After resisting the urge to backfist her in the fucking face for dragging me to a lake to tell me all this, I then had a choice of a long winded journey on public transport home, or sit there in increasingly aggressive conversation while feeling quite angry with myself for building this woman up so much in my mind, until the decision was taken to leave (I genuinely thought she had potential). I eventually proposed leaving & on the drive home I decided to probe a little more into her situation. It turns out she’d fucked her ex boyfriend two weeks ago, & also had a regular fuckbuddy she’d been seeing since dating me.
Ok, I can’t really judge on that. And I knew that was the case anyway, I had a gut feeling & her behaviour all added up to that. Apparently, she stops seeing this fuckbuddy when something becomes ‘serious’. I enquired further; what is the decisive factor of when something becomes serious? Her answer was that either you have a conversation where you both agree it’s serious or the more commonplace answer of ‘when it feels serious’. This is of course utter bullshit because it’s completely subjective. Not in the mood to hold back any further after the debacle of half my Sunday, I proposed that based on her logic it could be possible, if things had worked out between us, she could be sleeping with the ex (who she clearly still had feelings for), the lover & myself, if she felt like doing that. Not really to my surprise, she agreed.
And that principle right there my friends, is the simple reason why I will never change my mentality towards women. They compartmentalise men. They are capable of incredible deceit & self-delusion, an incredibly dangerous combination when the person believes their actions are just; they justify why fucking another guy while they’re dating a genuine guy is ok, because it’s not yet serious. They’ll let you fuck them while not letting you go down on them because it’s ‘too intimate’. And at the same time, still expect you to act like the gentleman, which frankly gets you nowhere & turns you into a fucking mug. I’ve played many a role in my time & I ask you; what’s the incentive to be the boyfriend, when you can get what you want as the fuckbuddy?
There are some exceptions, of whom if you meet you must seriously reconsider everything you have read here, because those rare exceptions are like gold to a prospector – exceptional to find. But the bottom line is; women have gone off the rails. Most of Western Europe is secular, their moral basis comes from peer pressure, itself derived from what media has normalised. As such, the further the boundaries are pushed, the more becomes accepted in the eyes of the many. We end up where people do as they wish; which is precisely what women are doing now after twenty years of reverse discrimination & political correctness. The only remaining legitimate target is the heterosexual male.

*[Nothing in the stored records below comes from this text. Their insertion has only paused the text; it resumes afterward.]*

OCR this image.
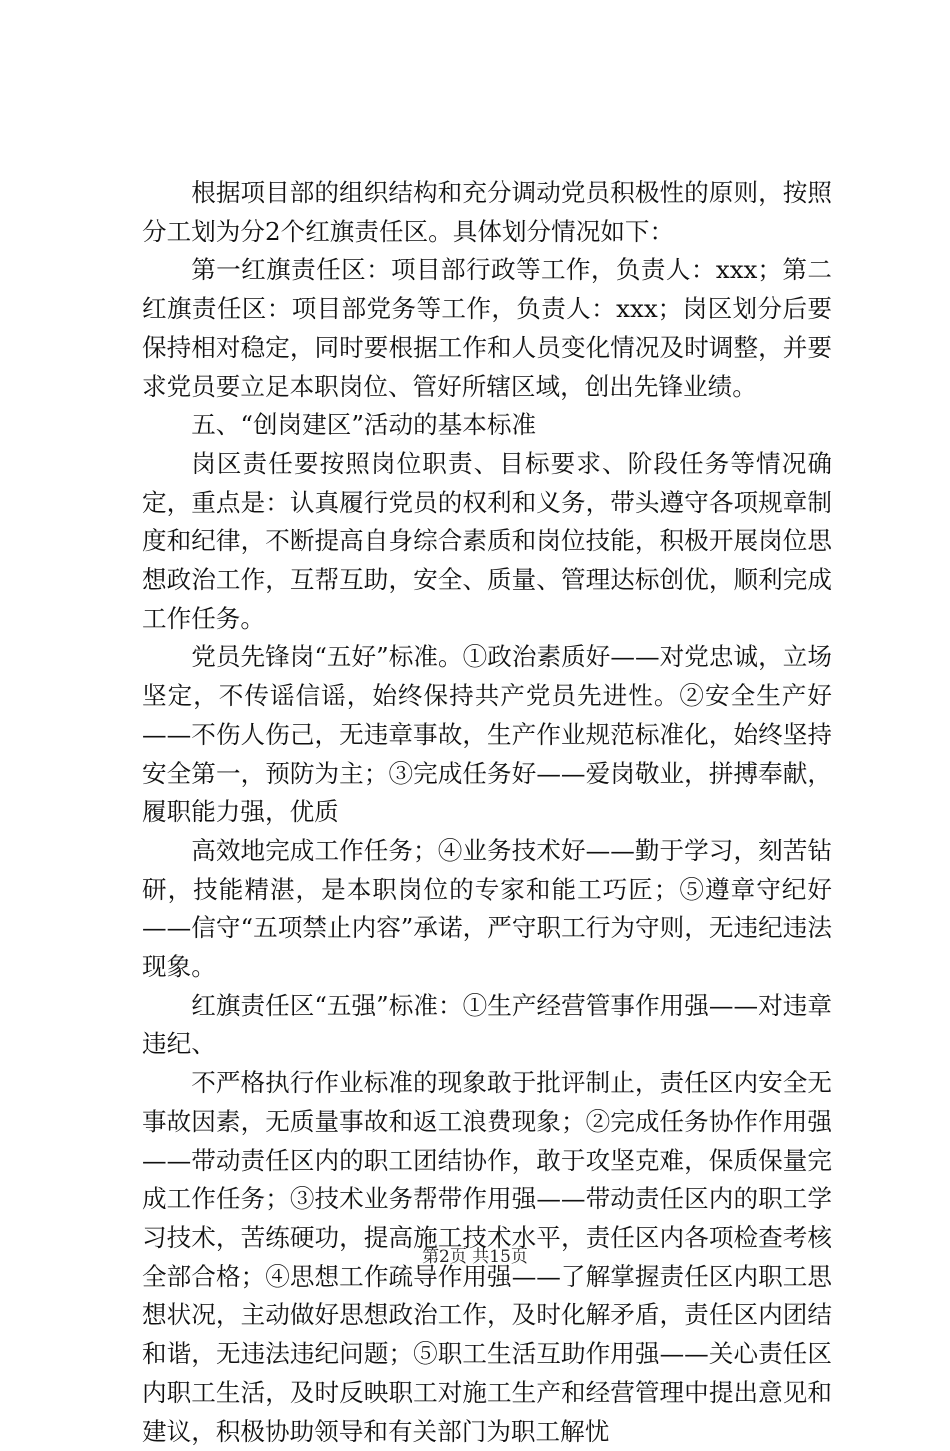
根据项目部的组织结构和充分调动党员积极性的原则，按照分工划为分2个红旗责任区。具体划分情况如下：

第一红旗责任区：项目部行政等工作，负责人：xxx；第二红旗责任区：项目部党务等工作，负责人：xxx；岗区划分后要保持相对稳定，同时要根据工作和人员变化情况及时调整，并要求党员要立足本职岗位、管好所辖区域，创出先锋业绩。

五、“创岗建区”活动的基本标准

岗区责任要按照岗位职责、目标要求、阶段任务等情况确定，重点是：认真履行党员的权利和义务，带头遵守各项规章制度和纪律，不断提高自身综合素质和岗位技能，积极开展岗位思想政治工作，互帮互助，安全、质量、管理达标创优，顺利完成工作任务。

党员先锋岗“五好”标准。①政治素质好——对党忠诚，立场坚定，不传谣信谣，始终保持共产党员先进性。②安全生产好——不伤人伤己，无违章事故，生产作业规范标准化，始终坚持安全第一，预防为主；③完成任务好——爱岗敬业，拼搏奉献，履职能力强，优质

高效地完成工作任务；④业务技术好——勤于学习，刻苦钻研，技能精湛，是本职岗位的专家和能工巧匠；⑤遵章守纪好——信守“五项禁止内容”承诺，严守职工行为守则，无违纪违法现象。

红旗责任区“五强”标准：①生产经营管事作用强——对违章违纪、

不严格执行作业标准的现象敢于批评制止，责任区内安全无事故因素，无质量事故和返工浪费现象；②完成任务协作作用强——带动责任区内的职工团结协作，敢于攻坚克难，保质保量完成工作任务；③技术业务帮带作用强——带动责任区内的职工学习技术，苦练硬功，提高施工技术水平，责任区内各项检查考核全部合格；④思想工作疏导作用强——了解掌握责任区内职工思想状况，主动做好思想政治工作，及时化解矛盾，责任区内团结和谐，无违法违纪问题；⑤职工生活互助作用强——关心责任区内职工生活，及时反映职工对施工生产和经营管理中提出意见和建议，积极协助领导和有关部门为职工解忧

第2页 共15页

My advice to you as a fellow man? Disregard everything you learnt about how to conduct yourself in dating & do as you wish. Disregard that you are dating someone else. Disregard the implications that you believe should follow you sleeping with a woman. Do as you please & with as many people as you wish, for an undefined amount of time. Don’t disclose any information about your circumstance & if pressed to do so, be brazen about it. Yes, you are still sleeping with other women. Yes, you will continue to do so. If they don’t want to see you again because of this, then leave. We live in a world that is fifty one percent female. Have an abundance mentality where pussy is available everywhere & is no longer a bargaining chip for any type of relationship.
Act as they, with no obligation or duty & let them prove to you what they bring to your life.